Clinton is in a commanding position by any measure, far in front of both Sanders and former Maryland Gov. Martin O’Malley, who is widely expected to get into the race Saturday.

Yet Sanders’ supporters in New Hampshire say his local ties and longstanding practice of holding town hall meetings and people-to-people campaigning — a staple in the nation’s first primary state — will serve him well.

“Toward the Vermont border it’s like a love-fest for Bernie,” said Jerry Curran, an Amherst, New Hampshire, Democratic activist who has been involved in the draft Warren effort. “He’s not your milquetoast left-winger. He’s kind of a badass left-winger.”

Sanders, an independent in the Senate who often votes with the Democrats, has raised more than $4 million since announcing in late April that he would seek the party’s nomination. He suggested in the interview that raising $50 million for the primaries was a possibility. “That would be a goal,” he said.

Whether Sanders can tap into the party’s Warren wing and influence Clinton’s policy agenda remains unclear. But he has been on the forefront of liberal causes as Clinton has seemed to be tacking to the left.

Clinton regularly refers to an economic stacked deck against American workers — rhetoric that offers comparisons to Warren’s frequent description of the economic system being “rigged” against middle-class families.

Sanders joined with Warren to drive opposition to the Trans-Pacific Partnership trade proposal, arguing it would ship jobs overseas. Clinton has avoided taking a specific position on the trade deal.

He has introduced legislation to make tuition free at public colleges and universities, a major piece of Warren’s agenda. Clinton’s campaign has signaled that she intends to make debt-free college a major piece of her campaign.

Sanders’ disdain for big money in politics is also shared by liberals. Clinton frequently tells voters that she would back a constitutional amendment to overturn the Supreme Court decision allowing super PACS to raise unlimited money. But Democratic super PACs are already lining up behind her.
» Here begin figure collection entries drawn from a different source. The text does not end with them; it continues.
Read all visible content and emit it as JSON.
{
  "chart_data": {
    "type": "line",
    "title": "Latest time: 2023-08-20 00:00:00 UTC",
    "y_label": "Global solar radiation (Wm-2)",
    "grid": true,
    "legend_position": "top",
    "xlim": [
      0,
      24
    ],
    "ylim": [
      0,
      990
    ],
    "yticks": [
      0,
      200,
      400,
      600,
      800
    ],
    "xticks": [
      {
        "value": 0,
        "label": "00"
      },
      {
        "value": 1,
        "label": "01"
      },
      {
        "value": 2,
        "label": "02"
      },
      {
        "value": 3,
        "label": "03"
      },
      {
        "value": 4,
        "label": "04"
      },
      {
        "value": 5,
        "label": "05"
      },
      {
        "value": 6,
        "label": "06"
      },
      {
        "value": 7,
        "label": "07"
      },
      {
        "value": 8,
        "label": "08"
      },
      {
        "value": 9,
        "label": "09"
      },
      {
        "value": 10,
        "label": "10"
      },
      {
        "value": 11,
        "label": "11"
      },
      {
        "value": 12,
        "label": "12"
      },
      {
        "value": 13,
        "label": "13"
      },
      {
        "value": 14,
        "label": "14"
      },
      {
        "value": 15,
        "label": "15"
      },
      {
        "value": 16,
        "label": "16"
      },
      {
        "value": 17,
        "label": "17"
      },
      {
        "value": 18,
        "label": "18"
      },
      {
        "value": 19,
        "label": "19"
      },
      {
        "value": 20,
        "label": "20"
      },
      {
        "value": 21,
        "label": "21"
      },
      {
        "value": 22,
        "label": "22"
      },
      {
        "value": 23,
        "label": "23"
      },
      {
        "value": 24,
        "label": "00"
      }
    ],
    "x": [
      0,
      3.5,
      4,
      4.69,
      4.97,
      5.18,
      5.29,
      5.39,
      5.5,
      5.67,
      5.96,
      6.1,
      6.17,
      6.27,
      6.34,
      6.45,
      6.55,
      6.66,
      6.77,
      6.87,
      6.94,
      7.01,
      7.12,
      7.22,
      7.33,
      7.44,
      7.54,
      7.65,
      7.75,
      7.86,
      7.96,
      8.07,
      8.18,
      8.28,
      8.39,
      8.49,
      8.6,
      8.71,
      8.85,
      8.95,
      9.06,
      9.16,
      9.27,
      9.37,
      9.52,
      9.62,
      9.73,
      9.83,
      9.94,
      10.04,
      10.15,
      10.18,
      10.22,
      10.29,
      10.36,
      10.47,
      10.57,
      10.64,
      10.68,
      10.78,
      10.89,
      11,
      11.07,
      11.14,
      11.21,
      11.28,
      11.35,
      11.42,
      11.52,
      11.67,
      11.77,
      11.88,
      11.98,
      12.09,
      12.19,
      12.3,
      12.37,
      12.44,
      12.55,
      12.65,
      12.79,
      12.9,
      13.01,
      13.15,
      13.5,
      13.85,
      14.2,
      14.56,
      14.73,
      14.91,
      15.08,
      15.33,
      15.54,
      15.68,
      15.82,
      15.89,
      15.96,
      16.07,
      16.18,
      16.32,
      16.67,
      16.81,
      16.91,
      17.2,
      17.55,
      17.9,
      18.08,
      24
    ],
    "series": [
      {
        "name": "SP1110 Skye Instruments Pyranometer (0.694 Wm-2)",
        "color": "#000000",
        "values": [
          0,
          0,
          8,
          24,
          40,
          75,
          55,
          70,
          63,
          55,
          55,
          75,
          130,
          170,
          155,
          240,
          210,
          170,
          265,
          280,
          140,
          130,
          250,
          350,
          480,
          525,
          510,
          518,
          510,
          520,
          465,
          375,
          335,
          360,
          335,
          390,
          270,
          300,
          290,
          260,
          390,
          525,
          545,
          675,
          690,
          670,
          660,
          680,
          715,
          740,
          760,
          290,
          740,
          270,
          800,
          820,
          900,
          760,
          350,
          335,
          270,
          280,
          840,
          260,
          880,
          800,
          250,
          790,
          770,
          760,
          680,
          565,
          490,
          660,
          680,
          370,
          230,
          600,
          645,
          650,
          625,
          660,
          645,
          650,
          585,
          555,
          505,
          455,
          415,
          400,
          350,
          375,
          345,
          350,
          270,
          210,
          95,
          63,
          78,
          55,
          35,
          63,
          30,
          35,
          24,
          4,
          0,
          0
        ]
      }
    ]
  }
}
“I’m not going to have a super PAC in this campaign,” said Sanders, who has raised money from more than 100,000 individual donors, giving an average of $42 each.

If Sanders is the underdog, that’s fine by him. During the 1970s, he lost four statewide elections as a third-party candidate, and then narrowly defeated a Democratic incumbent in 1981 to become Burlington’s mayor.

“Nobody — trust me — nobody thought I would defeat a five-term incumbent Democratic mayor,” Sanders said. The lessons, he said, are clear: “Don’t underestimate me.”